Some activists fear that members of the NLD leadership, most of whom came of age under the xenophobic dictatorship of Gen. Ne Win, tacitly agree with Ma Ba Tha’s virulent anti-Muslim sentiments.
“I’m not sure yet how much racism there is at the NLD top level because the majority of those people were[educated] under the socialist era,” said Myo Win. “I am not sure about [Suu Kyi] and who the decisions go through. She is a Nobel laureate and human rights defender. But I think she is now a power player.”
“We have no hope yet—neither for the NLD nor the USDP—to change the policy for minorities. They are thinking [about] their own power,” he added.
The party has also come under fire for excluding numerous popular figures, including 88 Generation Student Leader Ko Ko Gyi and independent Rangoon Division lawmaker Nyo Nyo Thin, from its candidate list. But Suu Kyi herself has dismissed the backlash as a “blessing in disguise” and urged people to vote for the party instead of hinging their support on individual NLD candidates.

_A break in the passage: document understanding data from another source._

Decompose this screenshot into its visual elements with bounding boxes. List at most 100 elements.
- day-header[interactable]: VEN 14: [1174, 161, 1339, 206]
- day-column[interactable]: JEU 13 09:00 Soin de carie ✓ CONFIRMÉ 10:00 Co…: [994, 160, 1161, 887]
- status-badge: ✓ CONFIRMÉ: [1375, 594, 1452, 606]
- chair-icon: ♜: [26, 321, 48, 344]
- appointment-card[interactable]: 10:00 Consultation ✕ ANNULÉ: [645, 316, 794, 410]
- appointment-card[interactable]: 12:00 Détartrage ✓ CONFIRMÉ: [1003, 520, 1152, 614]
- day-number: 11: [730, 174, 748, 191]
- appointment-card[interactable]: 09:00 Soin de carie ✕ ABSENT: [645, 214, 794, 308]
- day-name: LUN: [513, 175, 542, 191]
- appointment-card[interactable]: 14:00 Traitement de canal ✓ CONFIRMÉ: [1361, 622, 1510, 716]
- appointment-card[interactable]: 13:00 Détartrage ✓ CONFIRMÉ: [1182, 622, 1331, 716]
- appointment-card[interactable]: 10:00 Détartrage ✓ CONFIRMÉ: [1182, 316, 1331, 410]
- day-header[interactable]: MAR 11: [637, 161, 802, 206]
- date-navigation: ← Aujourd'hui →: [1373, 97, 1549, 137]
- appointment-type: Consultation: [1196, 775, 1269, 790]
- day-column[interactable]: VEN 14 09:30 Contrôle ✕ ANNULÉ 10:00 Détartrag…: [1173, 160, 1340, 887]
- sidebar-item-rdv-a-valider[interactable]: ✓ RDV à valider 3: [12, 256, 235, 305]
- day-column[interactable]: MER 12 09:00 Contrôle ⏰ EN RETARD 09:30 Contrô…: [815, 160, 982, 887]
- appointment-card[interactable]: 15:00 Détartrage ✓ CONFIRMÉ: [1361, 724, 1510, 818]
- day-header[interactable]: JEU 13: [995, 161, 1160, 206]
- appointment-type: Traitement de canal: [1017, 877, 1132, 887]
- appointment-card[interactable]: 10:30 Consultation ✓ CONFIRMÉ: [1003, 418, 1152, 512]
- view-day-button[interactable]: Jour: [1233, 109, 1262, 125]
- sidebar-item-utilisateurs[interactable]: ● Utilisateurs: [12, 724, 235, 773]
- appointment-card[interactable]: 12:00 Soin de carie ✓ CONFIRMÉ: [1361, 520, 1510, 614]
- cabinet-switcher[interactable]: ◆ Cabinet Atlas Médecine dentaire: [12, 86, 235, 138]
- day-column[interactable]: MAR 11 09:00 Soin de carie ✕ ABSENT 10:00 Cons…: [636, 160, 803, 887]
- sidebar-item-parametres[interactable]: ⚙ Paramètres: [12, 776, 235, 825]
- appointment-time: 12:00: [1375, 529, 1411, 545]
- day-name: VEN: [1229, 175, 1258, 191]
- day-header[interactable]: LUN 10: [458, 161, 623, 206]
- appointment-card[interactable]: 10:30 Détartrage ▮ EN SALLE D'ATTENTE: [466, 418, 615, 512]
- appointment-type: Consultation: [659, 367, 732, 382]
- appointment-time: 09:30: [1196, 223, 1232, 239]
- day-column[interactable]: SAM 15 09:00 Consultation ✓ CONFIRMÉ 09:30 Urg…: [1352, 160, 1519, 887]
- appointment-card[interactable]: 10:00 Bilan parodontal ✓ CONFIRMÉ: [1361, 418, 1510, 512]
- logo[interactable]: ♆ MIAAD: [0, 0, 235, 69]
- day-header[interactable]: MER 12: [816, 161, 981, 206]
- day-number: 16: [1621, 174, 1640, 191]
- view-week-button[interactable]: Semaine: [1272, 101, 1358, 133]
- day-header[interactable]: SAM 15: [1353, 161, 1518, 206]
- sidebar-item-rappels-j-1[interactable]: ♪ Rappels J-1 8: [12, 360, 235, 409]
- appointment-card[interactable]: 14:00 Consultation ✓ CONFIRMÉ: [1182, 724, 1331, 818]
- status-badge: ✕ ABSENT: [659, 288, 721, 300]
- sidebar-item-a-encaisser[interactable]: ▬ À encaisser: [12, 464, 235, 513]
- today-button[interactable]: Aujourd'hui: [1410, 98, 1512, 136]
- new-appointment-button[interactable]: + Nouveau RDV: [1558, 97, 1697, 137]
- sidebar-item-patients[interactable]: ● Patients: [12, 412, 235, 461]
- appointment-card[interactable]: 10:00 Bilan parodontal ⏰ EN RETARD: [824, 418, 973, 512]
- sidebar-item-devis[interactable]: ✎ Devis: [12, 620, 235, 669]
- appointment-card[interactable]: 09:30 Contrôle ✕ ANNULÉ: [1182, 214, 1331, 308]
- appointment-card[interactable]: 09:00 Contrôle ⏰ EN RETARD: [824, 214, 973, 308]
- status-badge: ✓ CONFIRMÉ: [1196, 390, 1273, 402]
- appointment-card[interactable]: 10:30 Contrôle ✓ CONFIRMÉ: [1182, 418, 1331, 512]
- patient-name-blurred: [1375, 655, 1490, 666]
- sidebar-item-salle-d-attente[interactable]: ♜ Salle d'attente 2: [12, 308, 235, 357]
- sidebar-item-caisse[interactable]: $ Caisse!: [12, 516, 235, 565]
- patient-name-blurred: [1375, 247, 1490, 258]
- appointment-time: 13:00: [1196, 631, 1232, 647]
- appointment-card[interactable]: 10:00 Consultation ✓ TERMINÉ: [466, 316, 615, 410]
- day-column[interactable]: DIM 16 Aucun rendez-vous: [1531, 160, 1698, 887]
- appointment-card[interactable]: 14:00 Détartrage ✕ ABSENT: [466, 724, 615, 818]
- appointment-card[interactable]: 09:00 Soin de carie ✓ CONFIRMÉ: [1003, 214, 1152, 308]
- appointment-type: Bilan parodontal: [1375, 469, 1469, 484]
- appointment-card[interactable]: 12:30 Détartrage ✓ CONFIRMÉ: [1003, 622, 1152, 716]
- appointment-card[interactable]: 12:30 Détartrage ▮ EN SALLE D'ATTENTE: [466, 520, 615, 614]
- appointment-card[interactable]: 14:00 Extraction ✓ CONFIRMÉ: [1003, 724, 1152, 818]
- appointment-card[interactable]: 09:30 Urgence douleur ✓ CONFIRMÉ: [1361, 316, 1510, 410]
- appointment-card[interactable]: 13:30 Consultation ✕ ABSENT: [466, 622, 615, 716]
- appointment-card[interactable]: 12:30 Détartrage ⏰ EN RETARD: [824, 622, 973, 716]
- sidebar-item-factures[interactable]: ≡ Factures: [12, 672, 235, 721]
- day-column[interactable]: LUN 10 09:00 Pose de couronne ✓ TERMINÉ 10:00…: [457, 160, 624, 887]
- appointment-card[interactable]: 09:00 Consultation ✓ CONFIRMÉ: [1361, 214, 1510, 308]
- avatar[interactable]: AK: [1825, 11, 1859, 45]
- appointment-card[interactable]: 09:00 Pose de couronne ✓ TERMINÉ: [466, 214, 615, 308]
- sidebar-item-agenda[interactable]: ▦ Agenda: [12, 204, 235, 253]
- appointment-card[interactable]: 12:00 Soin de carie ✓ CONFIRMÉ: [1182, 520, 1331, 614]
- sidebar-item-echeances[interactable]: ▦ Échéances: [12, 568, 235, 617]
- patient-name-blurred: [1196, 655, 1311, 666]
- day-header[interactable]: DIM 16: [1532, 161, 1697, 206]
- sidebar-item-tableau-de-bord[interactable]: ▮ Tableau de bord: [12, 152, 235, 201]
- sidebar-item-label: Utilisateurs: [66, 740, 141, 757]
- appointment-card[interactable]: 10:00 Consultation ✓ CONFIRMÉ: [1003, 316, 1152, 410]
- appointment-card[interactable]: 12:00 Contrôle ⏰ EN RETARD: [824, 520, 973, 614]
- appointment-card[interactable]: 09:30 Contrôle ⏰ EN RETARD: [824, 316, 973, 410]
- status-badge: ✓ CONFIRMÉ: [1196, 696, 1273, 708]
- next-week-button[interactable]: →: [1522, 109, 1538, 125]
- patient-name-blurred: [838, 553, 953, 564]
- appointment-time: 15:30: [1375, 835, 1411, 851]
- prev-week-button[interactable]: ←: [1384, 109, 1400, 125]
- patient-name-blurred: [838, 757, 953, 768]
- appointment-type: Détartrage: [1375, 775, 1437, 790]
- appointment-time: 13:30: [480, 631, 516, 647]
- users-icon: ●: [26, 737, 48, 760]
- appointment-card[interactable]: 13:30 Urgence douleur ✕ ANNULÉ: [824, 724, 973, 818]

When contacted by The Irrawaddy, NLD central executive committee member and party spokesperson Nyan Win denied that there were no Muslims representing the party.
“There is no discrimination,” he said, before admitting that he could not name any Muslim candidates “off the top of my head”.
Nyan Win clarified in a later conversation that he was unaware of specific decisions on candidate applications, which were ultimately decided upon by the party’s central executive committee. He denied that the party’s candidate decisions had been influenced by Ma Ba Tha.
“We never accept these Ma Ba Tha requests,” he said.
Nonetheless, in the last year the NLD has at times sought to placate Buddhist nationalist sentiment, including on one occasion an incident involving Ko Ni and Mya Aye.
The party cancelled a public event in Rangoon to mark Union Day in February last year, after a group of 40 nationalist monks objected to the planned inclusion of the pair on a discussion panel.
The following week, both men were forced to withdraw from a literary event in Mandalay, after complaints from the 969 Buddhist nationalist group led by senior Ma Ba Tha member U Wirathu. At the time, Mya Aye suggested that the complaints were motivated by the 88 Generation and the NLD’s pledge to cooperate on a constitutional reform campaign.
Ko Ni, who is adamant that no Muslim candidates had been nominated by the NLD, still defended the decision as a political necessity and urged voters to rally behind the party.
“We need to understand this situation and support the NLD,” he said. “If the NLD gets a lot of seats in parliament, at that time we can change the current situation and promote freedom of religion.”
At present, no political party has an official policy on the representation of religious minorities in the diverse country, where Muslims are estimated to comprise between 4-10 percent of the population.
An NLD lawmaker previously told The Irrawaddy that his party had no Muslim MPs in the current Union Parliament, while only three of the USDP’s 336 Union Parliament lawmakers belonged to the Muslim faith.
It is not yet clear how many Muslim candidates, if any, the USDP is fielding in November’s election.